Il y a plus d'une soixantaine de masques qui symbolisent autant de personnages. Ils sont réunis en six catégories : hommes, femmes, démons, vieillards, esprits vengeurs... Evidemment, il aurait fallu rester toute la journée pour contempler tous ces masques. Nous avons pu simplement observer les gracieux mouvements d'éventail de l'acteur. Il s'agit là aussi d'un accessoire essentiel, qui donne des indications sur la nature du personnage.


Au bout d'un bon moment, Geisha Line commençait à avoir drôlement froid, assise par terre ainsi en plein vent. Nous avons donc laissé là le vieux monsieur et son épouse, valeureux spectateurs, et abandonné à leurs vocalises les acteurs de la scène, et avons quitté le sanctuaire pour nous balader dans l'île. Quoi qu'il en soit, cet intermède de Nô fut une expérience hors du commun, c'est certain !

4 commentaires:

Anonyme a dit…

Oh! Un article sur le nô, merveille! ^^ Lorsque j'ai commençé à regarder du kabuki sur Youtube, j'ai lu que le kabuki était le théâtre "populaire", beaucoup plus abordable que le nô... j'étais étonnée, parceque quand même, je trouvais qu'il y avait des trucs plus abordables que le kabuki!
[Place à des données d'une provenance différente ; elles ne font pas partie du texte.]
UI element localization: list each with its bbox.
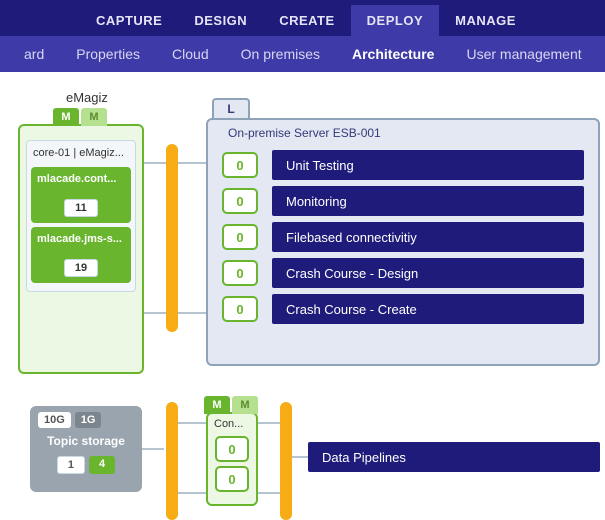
connector-line — [258, 422, 280, 424]
connector-line — [178, 312, 206, 314]
core-title: core-01 | eMagiz... — [31, 145, 131, 163]
storage-panel[interactable]: 10G 1G Topic storage 1 4 — [30, 406, 142, 492]
subtab-properties[interactable]: Properties — [60, 46, 156, 62]
subtab-cloud[interactable]: Cloud — [156, 46, 225, 62]
service-box[interactable]: mlacade.jms-s... 19 — [31, 227, 131, 283]
subtab-ard[interactable]: ard — [8, 46, 60, 62]
m-tab-icon[interactable]: M — [204, 396, 230, 414]
tab-create[interactable]: CREATE — [263, 5, 350, 36]
item-bar[interactable]: Filebased connectivitiy — [272, 222, 584, 252]
connector-line — [178, 422, 206, 424]
l-panel-tab[interactable]: L — [212, 98, 250, 118]
connector-bar — [166, 402, 178, 520]
bottom-item-bar[interactable]: Data Pipelines — [308, 442, 600, 472]
count-pill: 0 — [222, 152, 258, 178]
storage-top: 10G 1G — [30, 406, 142, 430]
con-panel[interactable]: M M Con... 0 0 — [206, 412, 258, 506]
connector-line — [142, 448, 164, 450]
item-bar[interactable]: Crash Course - Create — [272, 294, 584, 324]
tab-manage[interactable]: MANAGE — [439, 5, 532, 36]
tab-deploy[interactable]: DEPLOY — [351, 5, 439, 36]
emagiz-m-tabs: M M — [53, 108, 109, 126]
tab-design[interactable]: DESIGN — [178, 5, 263, 36]
subtab-usermanagement[interactable]: User management — [450, 46, 597, 62]
storage-title: Topic storage — [30, 430, 142, 452]
subtab-onpremises[interactable]: On premises — [225, 46, 336, 62]
service-title: mlacade.jms-s... — [37, 233, 125, 259]
connector-line — [292, 456, 308, 458]
l-panel-row[interactable]: 0 Monitoring — [222, 186, 598, 216]
connector-line — [178, 162, 206, 164]
storage-chip: 1G — [75, 412, 102, 428]
con-m-tabs: M M — [204, 396, 260, 414]
connector-line — [144, 162, 166, 164]
core-box[interactable]: core-01 | eMagiz... mlacade.cont... 11 m… — [26, 140, 136, 292]
subtab-architecture[interactable]: Architecture — [336, 46, 450, 62]
storage-bottom: 1 4 — [30, 452, 142, 478]
m-tab-icon[interactable]: M — [232, 396, 258, 414]
tab-capture[interactable]: CAPTURE — [80, 5, 178, 36]
m-tab-icon[interactable]: M — [81, 108, 107, 126]
item-bar[interactable]: Monitoring — [272, 186, 584, 216]
l-panel-header: On-premise Server ESB-001 — [208, 120, 598, 144]
l-panel-row[interactable]: 0 Crash Course - Design — [222, 258, 598, 288]
service-count: 11 — [64, 199, 98, 217]
storage-cell: 4 — [89, 456, 115, 474]
connector-line — [178, 492, 206, 494]
l-panel-row[interactable]: 0 Unit Testing — [222, 150, 598, 180]
connector-bar — [166, 144, 178, 332]
count-pill: 0 — [222, 296, 258, 322]
count-pill: 0 — [222, 188, 258, 214]
service-box[interactable]: mlacade.cont... 11 — [31, 167, 131, 223]
connector-line — [144, 312, 166, 314]
connector-bar — [280, 402, 292, 520]
l-panel-row[interactable]: 0 Crash Course - Create — [222, 294, 598, 324]
diagram-canvas: eMagiz M M core-01 | eMagiz... mlacade.c… — [0, 72, 605, 520]
count-pill: 0 — [222, 260, 258, 286]
count-pill: 0 — [222, 224, 258, 250]
con-title: Con... — [208, 414, 256, 432]
service-title: mlacade.cont... — [37, 173, 125, 199]
service-count: 19 — [64, 259, 98, 277]
connector-line — [258, 492, 280, 494]
con-count-box: 0 — [215, 466, 249, 492]
item-bar[interactable]: Crash Course - Design — [272, 258, 584, 288]
storage-chip: 10G — [38, 412, 71, 428]
m-tab-icon[interactable]: M — [53, 108, 79, 126]
con-count-box: 0 — [215, 436, 249, 462]
emagiz-label: eMagiz — [66, 90, 108, 105]
storage-cell: 1 — [57, 456, 85, 474]
emagiz-panel[interactable]: M M core-01 | eMagiz... mlacade.cont... … — [18, 124, 144, 374]
top-nav: CAPTURE DESIGN CREATE DEPLOY MANAGE — [0, 0, 605, 36]
l-panel[interactable]: On-premise Server ESB-001 0 Unit Testing… — [206, 118, 600, 366]
sub-nav: ard Properties Cloud On premises Archite… — [0, 36, 605, 72]
item-bar[interactable]: Unit Testing — [272, 150, 584, 180]
l-panel-row[interactable]: 0 Filebased connectivitiy — [222, 222, 598, 252]
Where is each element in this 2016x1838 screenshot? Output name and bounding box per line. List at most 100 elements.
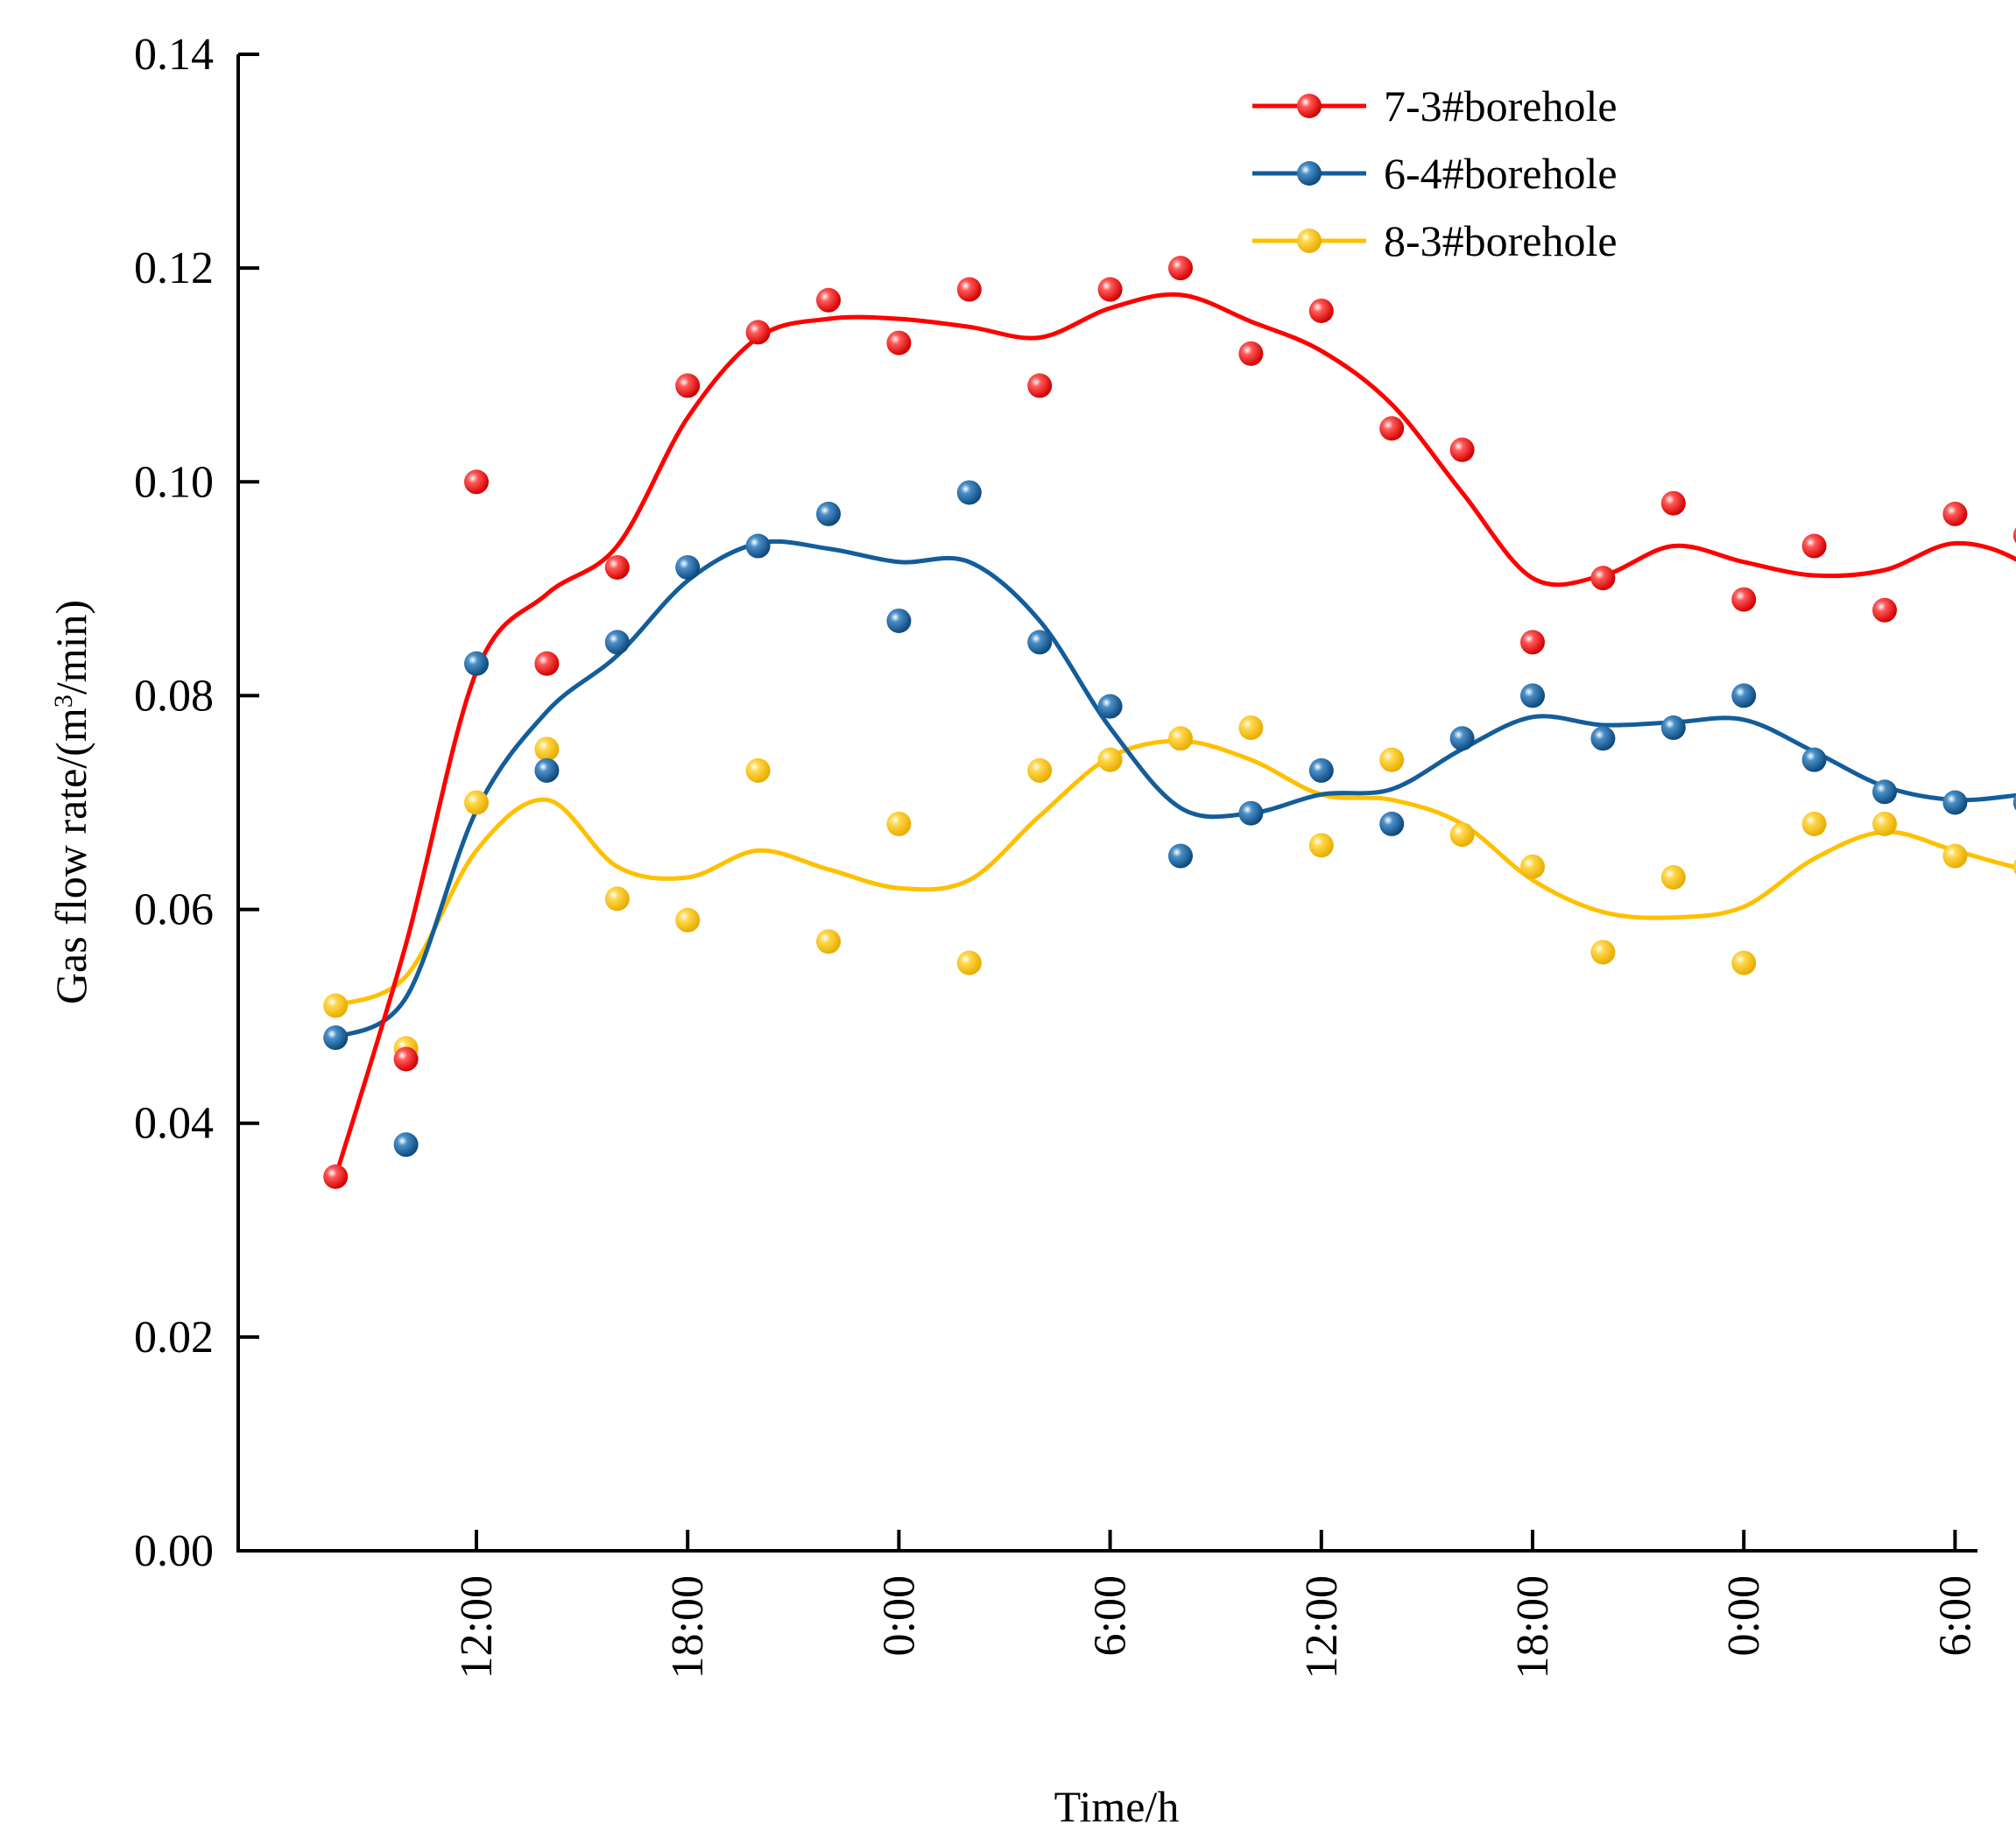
- data-point: [534, 757, 560, 783]
- data-point: [1308, 757, 1334, 783]
- data-point: [1801, 811, 1827, 836]
- x-tick-label: 12:00: [1297, 1575, 1347, 1679]
- data-point: [1168, 256, 1193, 281]
- data-point: [886, 811, 912, 836]
- data-point: [1872, 597, 1897, 623]
- legend: 7-3#borehole 6-4#borehole 8-3#borehole: [1252, 81, 1618, 265]
- data-point: [1801, 533, 1827, 559]
- data-point: [1379, 811, 1405, 836]
- data-point: [464, 790, 489, 815]
- data-point: [393, 1046, 419, 1072]
- data-point: [1027, 373, 1053, 398]
- y-axis-label-main: Gas flow rate/(m: [46, 708, 95, 1004]
- data-point: [1027, 757, 1053, 783]
- x-tick-label: 12:00: [452, 1575, 502, 1679]
- y-axis-label: Gas flow rate/(m3/min): [46, 600, 95, 1004]
- data-point: [1801, 747, 1827, 772]
- data-point: [1872, 811, 1897, 836]
- data-point: [534, 736, 560, 762]
- data-point: [816, 501, 841, 526]
- y-axis-label-tail: /min): [46, 600, 95, 694]
- data-point: [1660, 490, 1686, 516]
- data-point: [604, 630, 630, 655]
- data-point: [1097, 747, 1123, 772]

J'ai donc cherché des représentation de nô, et là j'ai compris... ^^;

Vous avez lu Métaphysique des Tubes, d'Amélie Nothomb? Il y a un passage très drôle sur le nô, et sur comment son père est devenu le premier chanteur de nô occidental. Elle y dit entre autre que "un spectateur inculte et sincère qui entend du nô pour la première fois ne peut éprouver qu'un profond malaise, comme l'étranger qui mange pour la première fois l'âpre prune marinée au sel du petit déjeuner traditionnel japonais"

Quoi qu'il en soit, le cadre était magnifique, vous en avez de la chance!

PS : ce n'est pas du tout pour me faire de la pub, mais la coïncidance est amusante : je viens de poster un article sur le pansori, un art traditionnel coréen tout aussi déroutant au premier abord :p

Anonyme a dit…

La prochaine fois qu'il y aura un spectacle de kabuki à Paris (il y en a parfois), j'essaierai de ne pas le louper, histoire de voir si kabuki et nô sont aussi différents qu'on le dit. Le Nô a une image d'ésotérisme qui lui colle à la peau, même aux yeux d'un Japonais. J'ai regretté sur place de n'avoir aucune explication et d'avoir à attendre d'être de retour en France pour en apprendre un peu plus sur ce théâtre.

J'avais lu _Métaphysique des tubes_, mais ça fait un bon moment déjà. Je ne me souvenais plus de cette scène avec le Nô. Tiens, faudrait que je le relise ! Je comprends le mot "malaise", tant les chants sont déroutants, presque disharmoniques (à nos oreilles), un peu comme les chants des geishas que nous avons eu la chance également d'entendre.(Voir ici http://paddyaujapon.blogspot.com/2008/05/le-monde-des-fleurs-et-des-saules.html)

Je ne connaissais pas le pansori. Intéressant... Que de choses à découvrir, quand on regarde du côté du monde asiatique !

Anonyme a dit…

Desu ne?
Mais le pansori est beeauucoup plus abordable que le nô, ou même le kabuki. Le récitant raconte un conte, donc du moment que c'est sous-titré, c'est très entrainant.

Anonyme a dit…

J'aime bien les contes et les belles histoires en général ! Tu crois que le film dont tu parlais va repasser sur Arte ?!